Objective: Traumatic joint injury can damage cartilage and release inflammatory cytokines from adjacent joint tissue. The present study was undertaken to study the combined effects of compression injury, tumor necrosis factor alpha (TNFalpha), and interleukin-6 (IL-6) and its soluble receptor (sIL-6R) on immature bovine and adult human knee and ankle cartilage, using an in vitro model, and to test the hypothesis that endogenous IL-6 plays a role in proteoglycan loss caused by a combination of injury and TNFalpha.
Methods: Injured or uninjured cartilage disks were incubated with or without TNFalpha and/or IL-6/sIL-6R. Additional samples were preincubated with an IL-6-blocking antibody Fab fragment and subjected to injury and TNFalpha treatment. Treatment effects were assessed by histologic analysis, measurement of glycosaminoglycan (GAG) loss, Western blot to determine proteoglycan degradation, zymography, radiolabeling to determine chondrocyte biosynthesis, and Western blot and enzyme-linked immunosorbent assay to determine chondrocyte production of IL-6.
Results: In bovine cartilage samples, injury combined with TNFalpha and IL-6/sIL-6R exposure caused the most severe GAG loss. Findings in human knee and ankle cartilage were strikingly similar to those in bovine samples, although in human ankle tissue, the GAG loss was less severe than that observed in human knee tissue. Without exogenous IL-6/sIL-6R, injury plus TNFalpha exposure up-regulated chondrocyte production of IL-6, but incubation with the IL-6-blocking Fab significantly reduced proteoglycan degradation.

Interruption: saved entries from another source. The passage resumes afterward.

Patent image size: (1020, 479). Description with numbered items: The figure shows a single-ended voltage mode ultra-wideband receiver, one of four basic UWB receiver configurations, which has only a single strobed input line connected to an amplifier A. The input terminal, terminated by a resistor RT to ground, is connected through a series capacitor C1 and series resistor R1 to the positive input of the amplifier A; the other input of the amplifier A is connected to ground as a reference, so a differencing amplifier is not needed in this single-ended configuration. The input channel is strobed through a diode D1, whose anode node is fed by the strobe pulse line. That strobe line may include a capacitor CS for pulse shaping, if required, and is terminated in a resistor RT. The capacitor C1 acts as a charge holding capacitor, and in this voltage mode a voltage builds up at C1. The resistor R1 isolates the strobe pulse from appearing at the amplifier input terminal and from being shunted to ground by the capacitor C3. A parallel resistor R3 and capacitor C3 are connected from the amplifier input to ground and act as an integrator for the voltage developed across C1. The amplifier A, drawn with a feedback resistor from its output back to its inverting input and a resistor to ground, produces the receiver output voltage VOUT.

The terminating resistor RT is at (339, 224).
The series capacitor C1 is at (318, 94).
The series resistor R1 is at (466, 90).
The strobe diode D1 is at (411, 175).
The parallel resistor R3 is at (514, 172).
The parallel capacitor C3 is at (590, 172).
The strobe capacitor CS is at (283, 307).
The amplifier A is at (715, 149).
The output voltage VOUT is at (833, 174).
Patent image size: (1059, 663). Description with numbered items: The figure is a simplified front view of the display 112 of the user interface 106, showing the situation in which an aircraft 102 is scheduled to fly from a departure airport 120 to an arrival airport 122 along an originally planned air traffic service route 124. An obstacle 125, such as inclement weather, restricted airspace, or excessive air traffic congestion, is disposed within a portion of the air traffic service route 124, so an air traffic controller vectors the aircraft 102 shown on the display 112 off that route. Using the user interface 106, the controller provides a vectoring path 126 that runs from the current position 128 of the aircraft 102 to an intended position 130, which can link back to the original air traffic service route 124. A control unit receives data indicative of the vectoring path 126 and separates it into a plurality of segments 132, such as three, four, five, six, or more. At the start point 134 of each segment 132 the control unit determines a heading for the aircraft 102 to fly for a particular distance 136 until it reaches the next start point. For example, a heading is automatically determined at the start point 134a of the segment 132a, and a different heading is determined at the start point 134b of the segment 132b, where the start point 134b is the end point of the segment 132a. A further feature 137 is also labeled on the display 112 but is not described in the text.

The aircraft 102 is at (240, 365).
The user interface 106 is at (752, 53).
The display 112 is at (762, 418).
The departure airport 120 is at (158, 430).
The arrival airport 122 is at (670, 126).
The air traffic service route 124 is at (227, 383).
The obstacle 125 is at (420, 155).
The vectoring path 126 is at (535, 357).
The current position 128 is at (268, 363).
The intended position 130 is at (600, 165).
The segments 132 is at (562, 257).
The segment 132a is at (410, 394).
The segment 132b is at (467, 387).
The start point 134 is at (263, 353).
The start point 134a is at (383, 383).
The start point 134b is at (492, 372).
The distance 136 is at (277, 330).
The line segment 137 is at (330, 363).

Conclusion: Our findings indicate that mechanical injury potentiates the catabolic effects of TNFalpha and IL-6/sIL-6R in causing proteoglycan degradation in human and bovine cartilage. The temporal and spatial evolution of degradation suggests the importance of transport of biomolecules, which may be altered by overload injury. The catabolic effects of injury plus TNFalpha appeared partly due to endogenous IL-6, since GAG loss was partially abrogated by an IL-6-blocking Fab.